When he was already in Chemotherapy, he would stay at the hospital for days to a week. The amount of medications he had to take and the strength of each one of those medicines took a toll on his body. Sometimes he would have hallucinations and would bruise all over. He became very thin, his hairs started to fall off (which was why he decided to shave his head off). He was very prone to infections and was always feverish. From time to time he would need blood transfusions.

Through all these, despite the emotional, mental and physical torture that my father went through, he still managed to survive and be in good health again. He has been cancer-free for almost five years and is as strong as can be at 69 years old. I and my family, including my father, have always been and will always be grateful to God for my father's second chance at life.

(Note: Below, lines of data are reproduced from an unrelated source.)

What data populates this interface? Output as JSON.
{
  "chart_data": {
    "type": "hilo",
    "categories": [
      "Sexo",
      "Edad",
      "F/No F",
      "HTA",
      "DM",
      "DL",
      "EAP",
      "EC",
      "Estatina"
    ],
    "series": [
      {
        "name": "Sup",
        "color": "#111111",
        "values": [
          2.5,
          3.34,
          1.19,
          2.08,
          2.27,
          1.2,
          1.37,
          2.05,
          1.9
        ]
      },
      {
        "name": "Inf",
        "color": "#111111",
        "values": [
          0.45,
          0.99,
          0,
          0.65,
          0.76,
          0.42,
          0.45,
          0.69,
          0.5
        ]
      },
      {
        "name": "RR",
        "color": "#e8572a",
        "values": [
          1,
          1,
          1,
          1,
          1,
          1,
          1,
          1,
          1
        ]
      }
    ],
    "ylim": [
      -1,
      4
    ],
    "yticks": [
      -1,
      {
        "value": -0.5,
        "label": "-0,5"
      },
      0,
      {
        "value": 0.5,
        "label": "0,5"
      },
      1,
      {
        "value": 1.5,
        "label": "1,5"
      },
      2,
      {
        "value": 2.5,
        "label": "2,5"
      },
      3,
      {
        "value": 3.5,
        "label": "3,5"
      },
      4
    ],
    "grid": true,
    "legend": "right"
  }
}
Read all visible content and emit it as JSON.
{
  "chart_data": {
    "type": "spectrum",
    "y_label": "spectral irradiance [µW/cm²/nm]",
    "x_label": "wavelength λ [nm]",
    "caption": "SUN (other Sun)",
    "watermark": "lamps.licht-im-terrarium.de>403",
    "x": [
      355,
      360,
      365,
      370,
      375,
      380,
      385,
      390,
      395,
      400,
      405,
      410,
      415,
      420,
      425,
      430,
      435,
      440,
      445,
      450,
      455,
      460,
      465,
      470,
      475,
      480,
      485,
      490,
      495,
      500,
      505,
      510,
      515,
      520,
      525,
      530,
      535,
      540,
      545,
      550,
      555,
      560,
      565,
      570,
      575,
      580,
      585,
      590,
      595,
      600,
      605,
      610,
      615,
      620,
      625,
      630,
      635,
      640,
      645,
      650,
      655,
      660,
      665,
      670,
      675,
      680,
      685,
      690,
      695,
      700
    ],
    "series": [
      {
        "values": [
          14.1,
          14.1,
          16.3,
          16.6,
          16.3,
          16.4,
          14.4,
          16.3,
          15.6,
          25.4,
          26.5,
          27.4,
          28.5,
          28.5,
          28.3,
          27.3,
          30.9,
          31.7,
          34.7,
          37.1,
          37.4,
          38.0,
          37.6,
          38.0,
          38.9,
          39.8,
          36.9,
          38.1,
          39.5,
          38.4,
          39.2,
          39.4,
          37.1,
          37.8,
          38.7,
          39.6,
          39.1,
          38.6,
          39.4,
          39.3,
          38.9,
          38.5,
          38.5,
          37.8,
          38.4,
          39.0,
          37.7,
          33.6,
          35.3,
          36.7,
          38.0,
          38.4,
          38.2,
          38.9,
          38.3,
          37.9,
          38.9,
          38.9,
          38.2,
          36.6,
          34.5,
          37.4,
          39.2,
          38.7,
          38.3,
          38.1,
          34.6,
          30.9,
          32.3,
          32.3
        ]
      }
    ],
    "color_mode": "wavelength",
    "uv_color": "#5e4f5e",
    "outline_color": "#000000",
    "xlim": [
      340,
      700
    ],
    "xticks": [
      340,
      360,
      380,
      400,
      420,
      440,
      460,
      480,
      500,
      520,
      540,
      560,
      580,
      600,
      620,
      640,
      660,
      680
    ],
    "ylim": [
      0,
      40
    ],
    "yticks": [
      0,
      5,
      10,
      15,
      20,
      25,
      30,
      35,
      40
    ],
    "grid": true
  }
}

In serious medical conditions as my father once had, a strong support system is truly a really big morale booster. It helps keep the patient's hopes up and keeps him fighting for his life. I believe that is what happened with my father. Aside from the fact that he is a strong person (emotionally and physically), his unwavering faith in God and his family never leaving his side strengthened his resolve to overcome his sickness and continue living.